Authentication.OpenIdUser openIdUser;
string message;

if (OpenIdHelper.ValidateResponse(out openIdUser, out message))
{
    // do some work
}

public class OpenIdUser
{
 /// <summary>
 /// Essentially the userid
 /// </summary>
 public string ClaimedIdentifier { get; set; }

 public DateTime? Birthdate { get; set; }
 public string Country { get; set; }
 public string Email { get; set; }
 public string FullName { get; set; }
 public string Gender { get; set; }
 public string Language { get; set; }
 public string Nickname { get; set; }
 public string PostalCode { get; set; }
 public string TimeZone { get; set; }
}

Putting it together I have the following actions in my account controller.

[AcceptPost]
 public ActionResult Authenticate(string openid_identifier)
 {
 var claimsRequest = OpenIdHelper.CreateClaimsRequest(OpenIdHelper.RequestInformation.Email);
 return OpenIdHelper.Login(openid_identifier, claimsRequest);
 }

 /// <summary>
 /// Response from OpenId provider telling is user is authentic or not
 /// </summary>
 /// <param name="returnUrl"></param>
 /// <returns></returns>
 [ValidateInput(false)]
 public ActionResult Authenticate()
 {
 Authentication.OpenIdUser openIdUser;
 string message;

 if (OpenIdHelper.ValidateResponse(out openIdUser, out message))
     {
          // do some work
     }
 }

My OpenIdHelper can be downloaded at http://gist.github.com/323195

OpenId Provider Selector

It’s really a matter of preference but I picked the OpenId Selector.  I chose it because it’s simple to use.

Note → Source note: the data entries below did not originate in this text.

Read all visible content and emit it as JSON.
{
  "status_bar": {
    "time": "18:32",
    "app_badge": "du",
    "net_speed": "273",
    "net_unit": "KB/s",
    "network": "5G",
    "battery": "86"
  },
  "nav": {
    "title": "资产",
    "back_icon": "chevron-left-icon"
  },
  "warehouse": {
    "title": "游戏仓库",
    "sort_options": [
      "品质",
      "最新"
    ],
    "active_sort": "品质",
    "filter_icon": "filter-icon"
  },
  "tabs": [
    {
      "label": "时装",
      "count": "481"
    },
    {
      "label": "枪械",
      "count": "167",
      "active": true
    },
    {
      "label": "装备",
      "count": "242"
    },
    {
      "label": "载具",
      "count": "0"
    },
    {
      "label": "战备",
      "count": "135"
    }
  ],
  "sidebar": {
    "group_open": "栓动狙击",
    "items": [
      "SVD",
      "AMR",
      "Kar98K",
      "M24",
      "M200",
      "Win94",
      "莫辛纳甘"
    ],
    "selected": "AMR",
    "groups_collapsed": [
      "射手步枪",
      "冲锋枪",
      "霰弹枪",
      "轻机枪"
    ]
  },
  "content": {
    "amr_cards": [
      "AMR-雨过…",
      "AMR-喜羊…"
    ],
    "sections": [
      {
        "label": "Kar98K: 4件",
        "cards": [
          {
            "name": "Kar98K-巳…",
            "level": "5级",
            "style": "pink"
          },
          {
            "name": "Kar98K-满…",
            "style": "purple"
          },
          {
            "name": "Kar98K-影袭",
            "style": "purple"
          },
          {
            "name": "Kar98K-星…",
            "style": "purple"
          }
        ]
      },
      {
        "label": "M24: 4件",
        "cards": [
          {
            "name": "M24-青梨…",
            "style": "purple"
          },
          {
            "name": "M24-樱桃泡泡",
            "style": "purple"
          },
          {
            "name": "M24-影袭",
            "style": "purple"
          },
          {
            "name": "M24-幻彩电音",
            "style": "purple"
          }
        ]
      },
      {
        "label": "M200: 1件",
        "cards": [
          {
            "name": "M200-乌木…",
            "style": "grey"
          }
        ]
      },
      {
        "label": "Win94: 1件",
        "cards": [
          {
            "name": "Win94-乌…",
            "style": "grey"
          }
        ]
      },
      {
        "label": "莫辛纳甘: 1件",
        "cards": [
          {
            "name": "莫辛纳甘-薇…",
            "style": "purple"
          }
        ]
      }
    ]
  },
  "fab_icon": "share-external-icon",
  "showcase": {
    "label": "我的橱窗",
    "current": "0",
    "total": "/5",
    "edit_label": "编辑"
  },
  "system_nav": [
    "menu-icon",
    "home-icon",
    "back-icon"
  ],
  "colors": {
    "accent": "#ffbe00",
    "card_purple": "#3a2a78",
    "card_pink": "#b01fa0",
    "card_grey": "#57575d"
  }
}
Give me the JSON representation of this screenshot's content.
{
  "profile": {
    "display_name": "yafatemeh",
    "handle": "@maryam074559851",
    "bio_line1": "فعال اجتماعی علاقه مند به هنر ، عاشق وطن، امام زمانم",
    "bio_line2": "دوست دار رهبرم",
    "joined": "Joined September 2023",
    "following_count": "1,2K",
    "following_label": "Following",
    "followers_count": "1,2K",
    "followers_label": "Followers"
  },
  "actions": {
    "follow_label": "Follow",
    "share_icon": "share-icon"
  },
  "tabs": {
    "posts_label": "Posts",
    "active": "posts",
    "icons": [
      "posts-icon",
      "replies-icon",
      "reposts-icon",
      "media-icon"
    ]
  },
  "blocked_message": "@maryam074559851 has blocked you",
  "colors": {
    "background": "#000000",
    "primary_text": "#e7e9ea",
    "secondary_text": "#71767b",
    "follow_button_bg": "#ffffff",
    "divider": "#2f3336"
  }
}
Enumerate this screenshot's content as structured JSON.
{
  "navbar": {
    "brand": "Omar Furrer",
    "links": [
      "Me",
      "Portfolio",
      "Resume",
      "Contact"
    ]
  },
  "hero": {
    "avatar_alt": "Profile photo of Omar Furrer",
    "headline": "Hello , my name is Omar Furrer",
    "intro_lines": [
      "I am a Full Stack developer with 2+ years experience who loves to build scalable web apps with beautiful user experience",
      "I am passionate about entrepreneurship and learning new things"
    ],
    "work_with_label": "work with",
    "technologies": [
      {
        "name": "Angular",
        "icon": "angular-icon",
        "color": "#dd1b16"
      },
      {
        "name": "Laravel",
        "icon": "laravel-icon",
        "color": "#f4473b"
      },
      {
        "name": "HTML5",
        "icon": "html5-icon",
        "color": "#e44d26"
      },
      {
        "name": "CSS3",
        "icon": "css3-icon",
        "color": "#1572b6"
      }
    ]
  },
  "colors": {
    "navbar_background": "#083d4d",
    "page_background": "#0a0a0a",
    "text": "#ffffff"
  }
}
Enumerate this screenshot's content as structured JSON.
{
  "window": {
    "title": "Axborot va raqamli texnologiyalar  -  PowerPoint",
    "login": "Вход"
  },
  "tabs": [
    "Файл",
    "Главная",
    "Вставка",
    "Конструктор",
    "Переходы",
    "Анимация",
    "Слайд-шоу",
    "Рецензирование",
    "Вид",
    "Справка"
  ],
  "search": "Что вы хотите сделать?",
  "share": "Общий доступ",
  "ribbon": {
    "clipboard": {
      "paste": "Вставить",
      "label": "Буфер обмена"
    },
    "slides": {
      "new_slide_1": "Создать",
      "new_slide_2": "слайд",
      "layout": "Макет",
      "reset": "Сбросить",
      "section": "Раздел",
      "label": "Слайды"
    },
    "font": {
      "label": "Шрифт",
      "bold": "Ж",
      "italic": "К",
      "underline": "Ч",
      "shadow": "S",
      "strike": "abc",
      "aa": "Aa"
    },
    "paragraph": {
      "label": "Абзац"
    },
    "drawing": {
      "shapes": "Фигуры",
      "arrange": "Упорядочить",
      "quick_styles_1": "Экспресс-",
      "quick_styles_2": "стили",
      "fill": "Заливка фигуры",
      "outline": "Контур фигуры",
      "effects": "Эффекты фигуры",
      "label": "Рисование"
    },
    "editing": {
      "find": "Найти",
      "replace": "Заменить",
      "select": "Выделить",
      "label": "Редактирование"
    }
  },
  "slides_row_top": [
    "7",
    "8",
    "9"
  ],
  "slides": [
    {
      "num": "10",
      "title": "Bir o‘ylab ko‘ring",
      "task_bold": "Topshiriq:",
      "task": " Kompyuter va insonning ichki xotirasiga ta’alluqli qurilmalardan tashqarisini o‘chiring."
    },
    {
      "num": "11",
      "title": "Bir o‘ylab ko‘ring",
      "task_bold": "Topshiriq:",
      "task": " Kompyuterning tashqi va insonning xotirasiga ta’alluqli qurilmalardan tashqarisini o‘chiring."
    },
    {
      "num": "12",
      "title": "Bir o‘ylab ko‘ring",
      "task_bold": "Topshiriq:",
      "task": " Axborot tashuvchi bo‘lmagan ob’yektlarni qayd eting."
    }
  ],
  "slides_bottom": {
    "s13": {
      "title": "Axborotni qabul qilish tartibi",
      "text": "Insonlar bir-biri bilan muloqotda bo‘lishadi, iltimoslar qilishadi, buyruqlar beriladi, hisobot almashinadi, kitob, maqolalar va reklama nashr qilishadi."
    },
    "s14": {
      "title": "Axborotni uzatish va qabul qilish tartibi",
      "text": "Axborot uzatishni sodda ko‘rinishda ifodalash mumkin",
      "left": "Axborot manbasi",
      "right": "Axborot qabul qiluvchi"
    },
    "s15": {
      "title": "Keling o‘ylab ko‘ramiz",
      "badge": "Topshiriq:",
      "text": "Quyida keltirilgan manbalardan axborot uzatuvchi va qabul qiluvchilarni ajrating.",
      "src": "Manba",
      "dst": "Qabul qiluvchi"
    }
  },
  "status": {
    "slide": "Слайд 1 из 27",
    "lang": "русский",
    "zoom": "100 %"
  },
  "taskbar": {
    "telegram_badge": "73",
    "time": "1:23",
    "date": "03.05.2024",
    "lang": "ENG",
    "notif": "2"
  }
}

<%@ Page Title="" Language="C#" MasterPageFile="~/Views/Shared/Site.Master" Inherits="System.Web.Mvc.ViewPage" %>

<asp:Content ID="Content1" ContentPlaceHolderID="TitleContent" runat="server">
 LogOn
</asp:Content>
<asp:Content ID="Content3" ContentPlaceHolderID="HeaderContent"  runat="server">
 <link href="../../Content/openid.css" rel="stylesheet"  type="text/css" />
 <script src="../../Scripts/openid-jquery.js"  type="text/javascript"></script>
 <script type="text/javascript">
 $(document).ready(function() {
 openid.init('openid_identifier');
 });
 </script>
 </asp:Content>
<asp:Content ID="Content2" ContentPlaceHolderID="MainContent" runat="server">

<!-- Simple OpenID Selector -->
<% using (Html.BeginForm("Authenticate", "Account", FormMethod.Post, new { @id = "openid_form" }))
 { %>

 <input type="hidden" name="action" value="verify" />

 <fieldset>
 <legend>Sign-in or Create New Account</legend>

 <div id="openid_choice">
 <p>Please click your account provider:</p>
 <div id="openid_btns"></div>
 </div>

 <div id="openid_input_area">
 <input id="openid_identifier" name="openid_identifier" type="text" value="http://" />
 <input id="openid_submit" type="submit" value="Sign-In"/>
 </div>
 <noscript>
 <p>OpenID is service that allows you to log-on to many different websites using a single indentity.
 Find out <a href="http://openid.net/what/">more about OpenID</a> and <a href="http://openid.net/get/">how to get an OpenID enabled account</a>.</p>
 </noscript>
 </fieldset>

<% } %>

</asp:Content>

It could just be me, but I had a strange problem with the plug-in and had to make a minor change to get it to function properly.  In the situation where I have previously selected an OpenId provider, the next time I come to the page and try to select a different provider it still goes to the original provider that was selected.

In the openid-jquery.js plug-in, I had to change line 169 in the setOpenIdUrl function from :

hidden.value = url;

to

$(hidden).val(url);

Well that’s all I got for my first post, hope it’s at least somewhat useful to someone other than me.  Any feedback or suggestions would be appreciated.